Home ] Provida Mater Ecclesia ] Primo Feliciter ] Cum Sanctissimus ] Second Vatican Council ] Catechism of the Catholic Church ] Code of Canon Law ] Paul VI ] John Paul II ] Apostolic Exhortations ]

 

JOHN PAUL II

 

TO CHANGE THE WORLD FROM THE INSIDE*

Discourse to the 2nd International Congress of Secular Institutes

(8.28.1980)

 

Dear brothers and sisters in the Lord,

 1. "Grace and peace to you from God our Father and from the Lord Jesus Christ". These words, so frequently on the lips of the Apostle St. Paul, rise unbidden to my lips as I bid you welcome and thank you for coming to see me on this occasion of your Congress, this gathering of representatives of all the world's Secular Institutes.

 2. Meeting you here today does stir me deeply. Your state of consecrated life is a special gift of the Holy Spirit given to our times to help us, as my Latin-American confreres put it at Puebla, "to cope with the tension between objective openness to the values of the modern world (the authentic secular Christian attitude) and the complete and unreserved gift of the heart to God (spirit of consecration)" (cf. Final Document of the Puebla Assembly, n. 775). You actually live in the thick of the fight, the conflict which stirs and sunders men's souls today. That is why you can give "a really helping hand in forward-looking pastoral work. You can open new roads, roads which are right for all men and women of the people of God throughout the world" (ibid.). So your Congress grips my mind. I pray the Lord to give you light and grace so that the work you are putting in may enable you to see quite clearly and in detail the chances and the risks of your state of life and to make decisions which will guarantee the right kind of development for this way of life of which today's Church has great expectations.

 3. The theme of your Congress, "Evangelization and Secular Institutes", takes up a suggestion made by my venerable Predecessor, Pope Paul VI, in one of his discourses. For Pope Paul your hearts must be full of gratitude. He thought a lot of you. He had the practical wisdom needed to have the idea and reality of consecration in secular life accepted by the Church.

 4. Speaking to Heads of Institutes on August 25th, 1976, he said: "If they remain faithful to their special vocation Secular Institutes will become the Church's experimental laboratory for the acid test of its adaptations in dealing with the world. That is why they must listen to the appeal of Evangelii nuntiandi as addressed to them, to them above all: 'Their primary and immediate task is not to establish and develop the ecclesial community - this is the specific role of the pastors - but to put to use every Christian and evangelical possibility latent but already present and active in the affairs of the world. Their own field of evangelizing activity is the vast and complicated world of politics, society and economics, but also the world of culture, of the sciences and the arts, of international life, of the mass media (no. 70)".

 5. The emphasis these words put upon the ecclesial reality of Secular Institutes, both in what they are and in what they do, is obvious. Pope Paul enlarged upon the theme on other similar occasions.

6. There is an aspect of this, obvious enough in itself, that I would like to emphasize namely, how important it is that the life you live in this way, characterized and unified by consecration, apostolate and secularity, should be not only genuinely pluralistic - that goes without saying - but also a life of authentic communion with the pastors of the Church and a participation in the evangelizing mission of all the people of God.
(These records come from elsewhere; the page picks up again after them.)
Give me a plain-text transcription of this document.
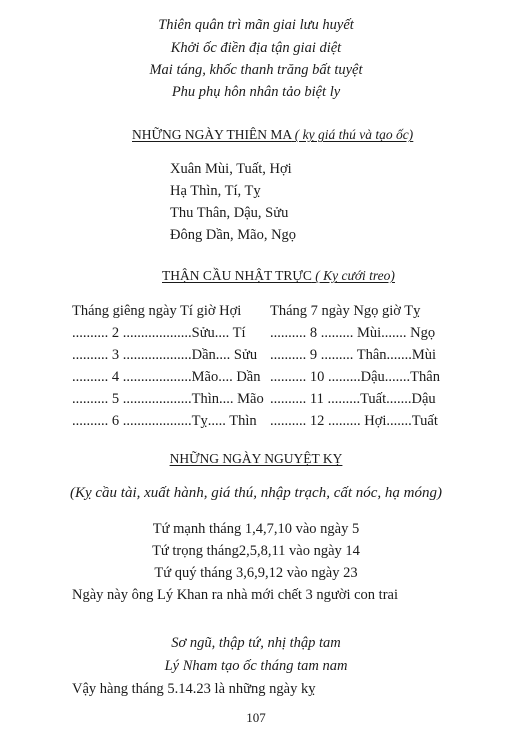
Thiên quân trì mãn giai lưu huyết
Khởi ốc điền địa tận giai diệt
Mai táng, khốc thanh trăng bất tuyệt
Phu phụ hôn nhân tảo biệt ly
NHỮNG NGÀY THIÊN MA ( kỵ giá thú và tạo ốc)
Xuân Mùi, Tuất, Hợi
Hạ Thìn, Tí, Tỵ
Thu Thân, Dậu, Sửu
Đông Dần, Mão, Ngọ
THẬN CẦU NHẬT TRỰC ( Kỵ cưới treo)
Tháng giêng ngày Tí giờ Hợi
.......... 2 ...................Sửu.... Tí
.......... 3 ...................Dần.... Sửu
.......... 4 ...................Mão.... Dần
.......... 5 ...................Thìn.... Mão
.......... 6 ...................Tỵ..... Thìn
Tháng 7 ngày Ngọ giờ Tỵ
.......... 8 ......... Mùi....... Ngọ
.......... 9 ......... Thân.......Mùi
.......... 10 .........Dậu.......Thân
.......... 11 .........Tuất.......Dậu
.......... 12 ......... Hợi.......Tuất
NHỮNG NGÀY NGUYỆT KỴ
(Kỵ cầu tài, xuất hành, giá thú, nhập trạch, cất nóc, hạ móng)
Tứ mạnh tháng 1,4,7,10 vào ngày 5
Tứ trọng tháng2,5,8,11 vào ngày 14
Tứ quý tháng 3,6,9,12 vào ngày 23
Ngày này ông Lý Khan ra nhà mới chết 3 người con trai
Sơ ngũ, thập tứ, nhị thập tam
Lý Nham tạo ốc tháng tam nam
Vậy hàng tháng 5.14.23 là những ngày kỵ
107
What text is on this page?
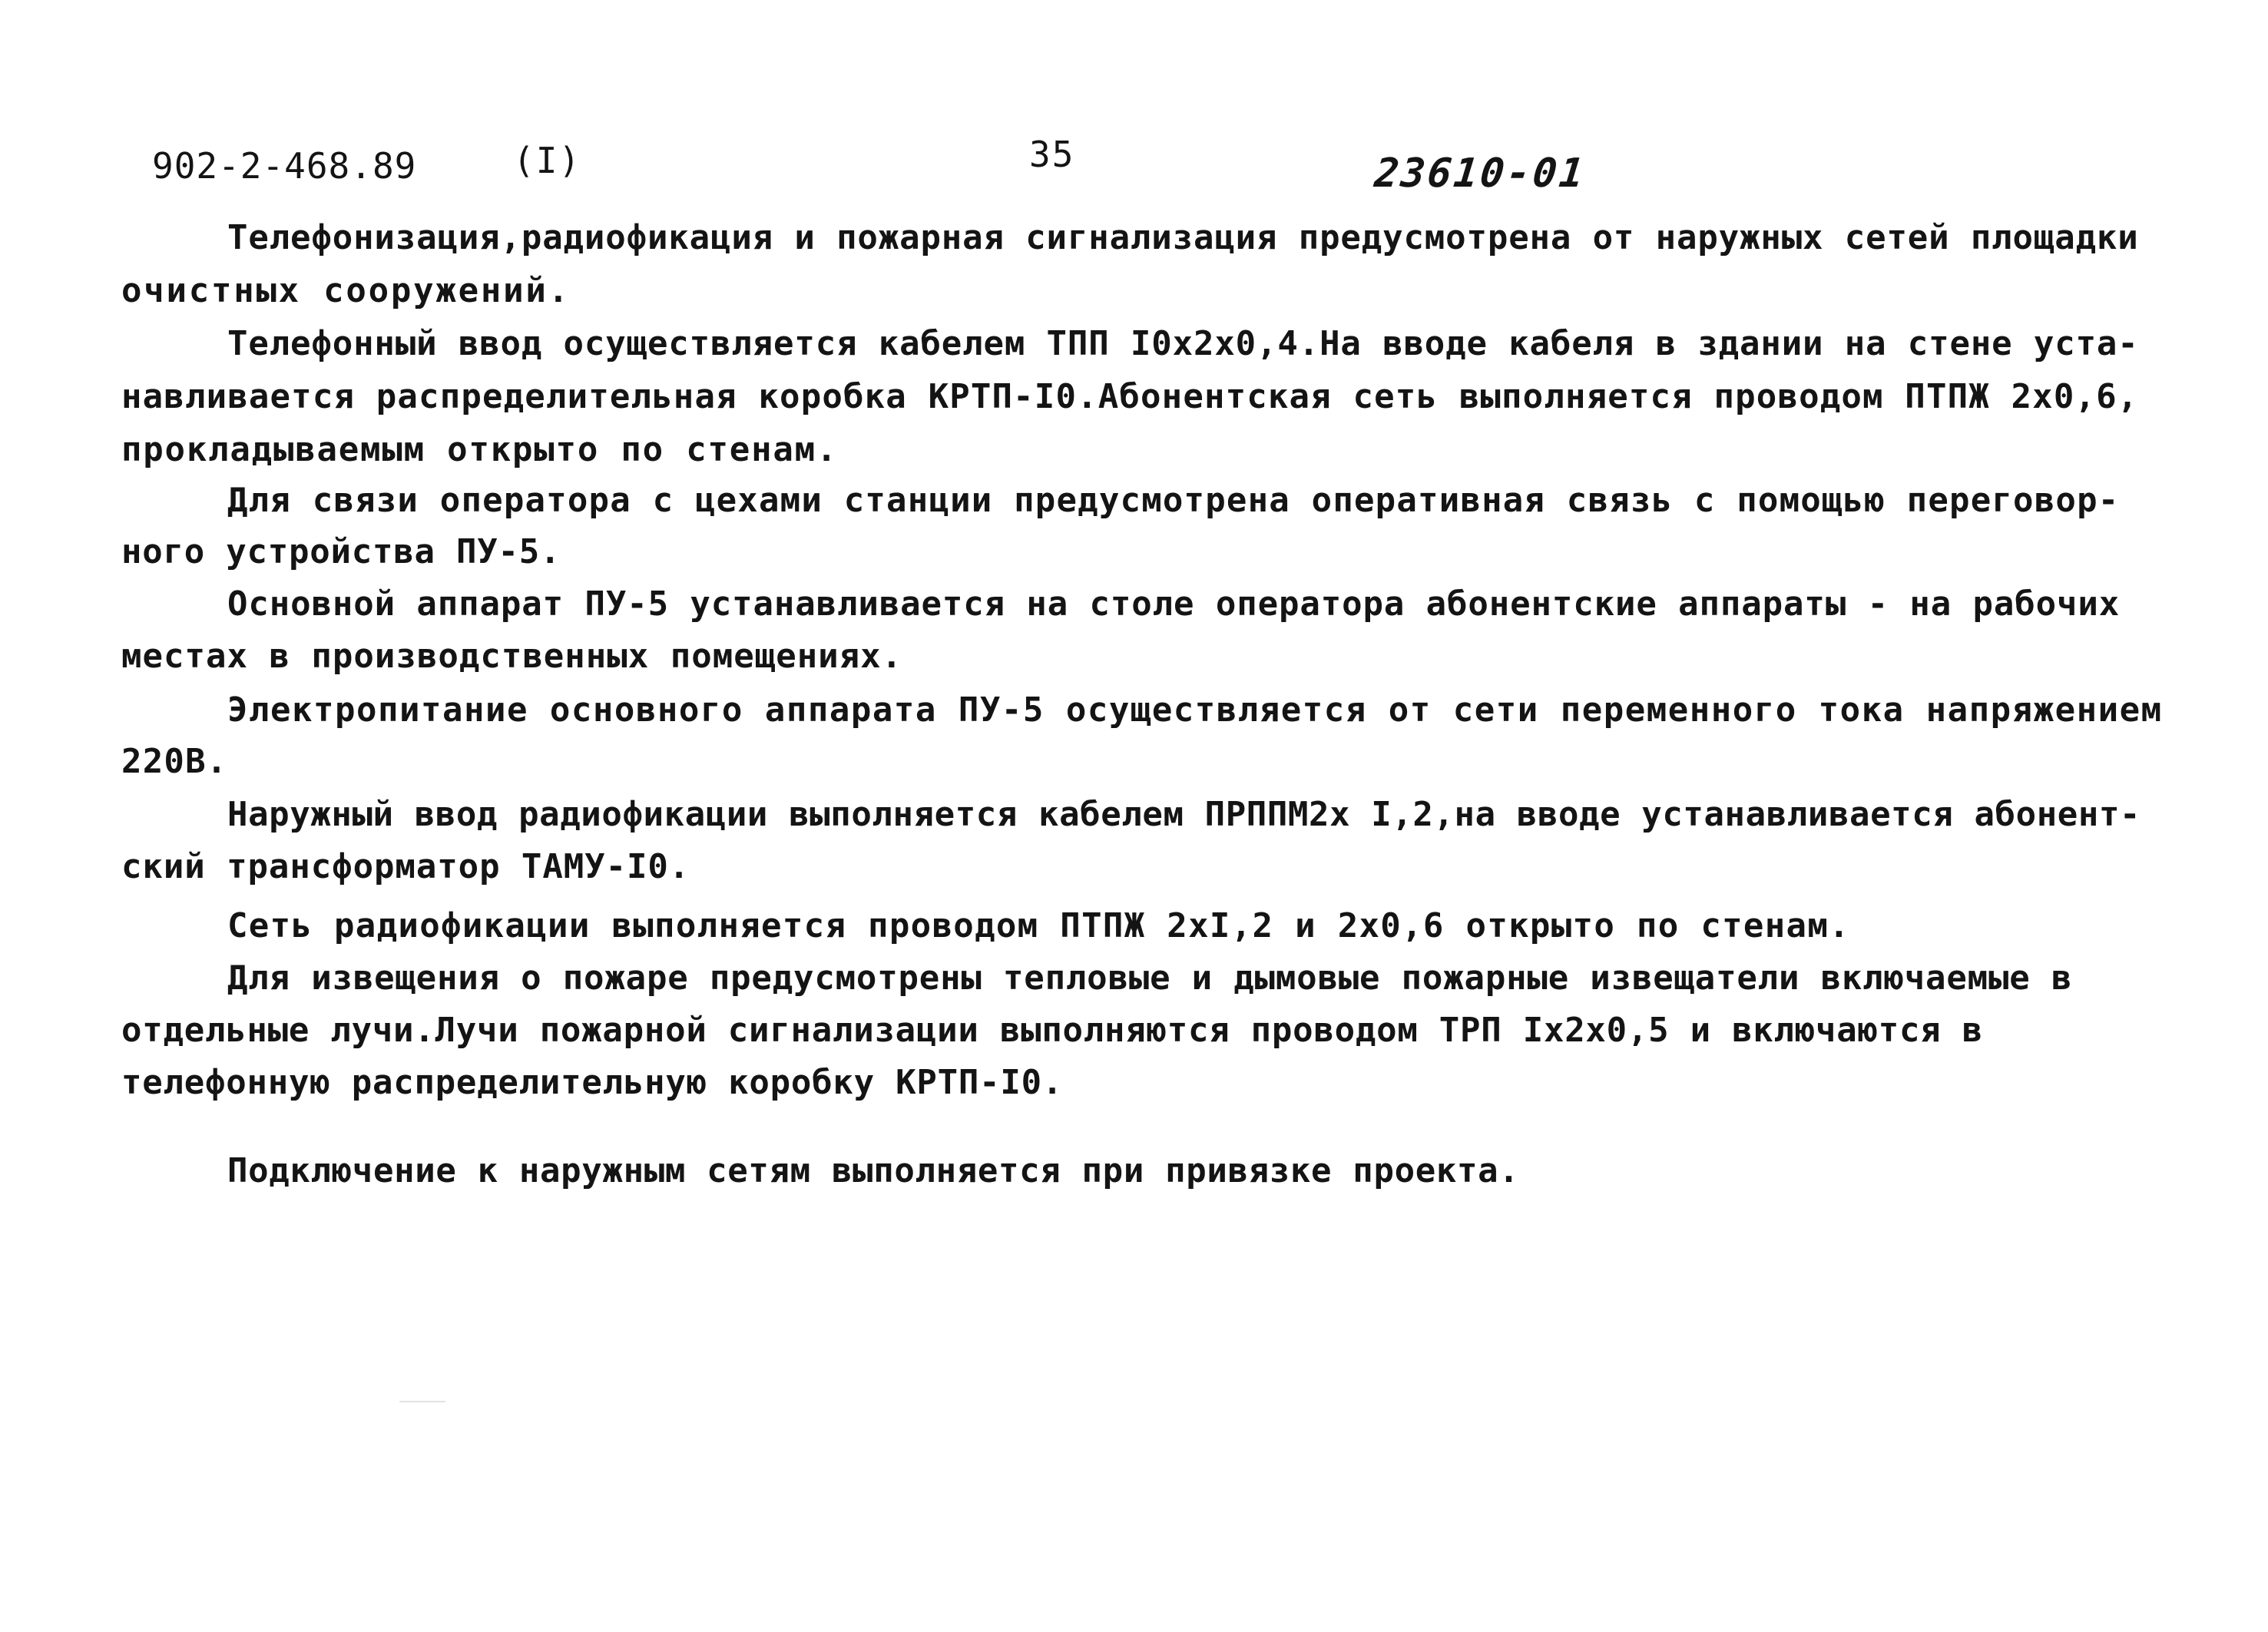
902-2-468.89	(I)	35	23610-01
Телефонизация,радиофикация и пожарная сигнализация предусмотрена от наружных сетей площадки
очистных сооружений.
Телефонный ввод осуществляется кабелем ТПП I0х2х0,4.На вводе кабеля в здании на стене уста-
навливается распределительная коробка КРТП-I0.Абонентская сеть выполняется проводом ПТПЖ 2х0,6,
прокладываемым открыто по стенам.
Для связи оператора с цехами станции предусмотрена оперативная связь с помощью переговор-
ного устройства ПУ-5.
Основной аппарат ПУ-5 устанавливается на столе оператора абонентские аппараты - на рабочих
местах в производственных помещениях.
Электропитание основного аппарата ПУ-5 осуществляется от сети переменного тока напряжением
220В.
Наружный ввод радиофикации выполняется кабелем ПРППМ2х I,2,на вводе устанавливается абонент-
ский трансформатор ТАМУ-I0.
Сеть радиофикации выполняется проводом ПТПЖ 2хI,2 и 2х0,6 открыто по стенам.
Для извещения о пожаре предусмотрены тепловые и дымовые пожарные извещатели включаемые в
отдельные лучи.Лучи пожарной сигнализации выполняются проводом ТРП Iх2х0,5 и включаются в
телефонную распределительную коробку КРТП-I0.
Подключение к наружным сетям выполняется при привязке проекта.
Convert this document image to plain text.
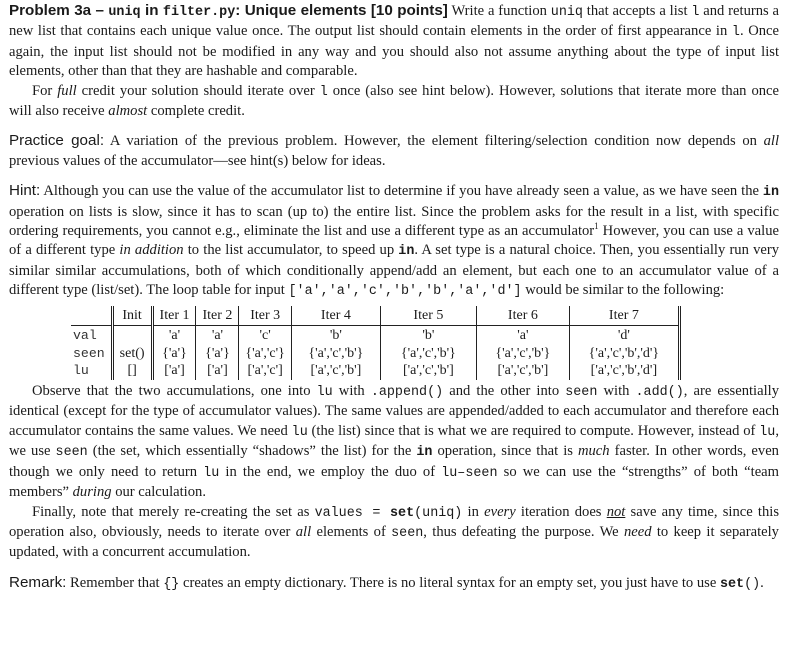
Problem 3a – uniq in filter.py: Unique elements [10 points] Write a function uniq that accepts a list l and returns a new list that contains each unique value once. The output list should contain elements in the order of first appearance in l. Once again, the input list should not be modified in any way and you should also not assume anything about the type of input list elements, other than that they are hashable and comparable.

For full credit your solution should iterate over l once (also see hint below). However, solutions that iterate more than once will also receive almost complete credit.

Practice goal: A variation of the previous problem. However, the element filtering/selection condition now depends on all previous values of the accumulator—see hint(s) below for ideas.

Hint: Although you can use the value of the accumulator list to determine if you have already seen a value, as we have seen the in operation on lists is slow, since it has to scan (up to) the entire list. Since the problem asks for the result in a list, with specific ordering requirements, you cannot e.g., eliminate the list and use a different type as an accumulator$^1$ However, you can use a value of a different type in addition to the list accumulator, to speed up in. A set type is a natural choice. Then, you essentially run very similar similar accumulations, both of which conditionally append/add an element, but each one to an accumulator value of a different type (list/set). The loop table for input ['a','a','c','b','b','a','d'] would be similar to the following:

	Init	Iter 1	Iter 2	Iter 3	Iter 4	Iter 5	Iter 6	Iter 7
val		'a'	'a'	'c'	'b'	'b'	'a'	'd'
seen	set()	{'a'}	{'a'}	{'a','c'}	{'a','c','b'}	{'a','c','b'}	{'a','c','b'}	{'a','c','b','d'}
lu	[]	['a']	['a']	['a','c']	['a','c','b']	['a','c','b']	['a','c','b']	['a','c','b','d']

Observe that the two accumulations, one into lu with .append() and the other into seen with .add(), are essentially identical (except for the type of accumulator values). The same values are appended/added to each accumulator and therefore each accumulator contains the same values. We need lu (the list) since that is what we are required to compute. However, instead of lu, we use seen (the set, which essentially “shadows” the list) for the in operation, since that is much faster. In other words, even though we only need to return lu in the end, we employ the duo of lu–seen so we can use the “strengths” of both “team members” during our calculation.

Finally, note that merely re-creating the set as values = set(uniq) in every iteration does not save any time, since this operation also, obviously, needs to iterate over all elements of seen, thus defeating the purpose. We need to keep it separately updated, with a concurrent accumulation.

Remark: Remember that {} creates an empty dictionary. There is no literal syntax for an empty set, you just have to use set().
 7. I may add that this in no way detracts from the distinctive character of your consecration to Christ. My Predecessor made this point too in the Discourse I have just quoted and he called your attention to a point on which it is important to have clear ideas if you are to go about things in the right way. "This does not mean", he said, "that the Institutes as such must take these tasks upon themselves. Such commitment is normally personal, a matter for individual members. The duty of Institutes as such is to shape the conscience of their members and bring it to a maturity and openness that will make them work in real earnest to qualify in their chosen professions and cope successfully, in evangelical detachment of spirit, with the burdens and the joys of the social responsibilities they assume towards those to whom God's providence sends them."

8. In various ways during the past few years your Institutes at national and continental level have followed these guidelines and delved into the theology of evangelization.

 Your present meeting is being held to see where you stand and assess the results. You want to help each individual to check his route more accurately in accord with the living Church which is "seeking by every means to study how we can bring the Christian message to modern man. For it is only in the Christian message that modern man can find the answer to his questions and the energy for his commitment of human solidarity" (Evangelii nuntiandi, N. 3).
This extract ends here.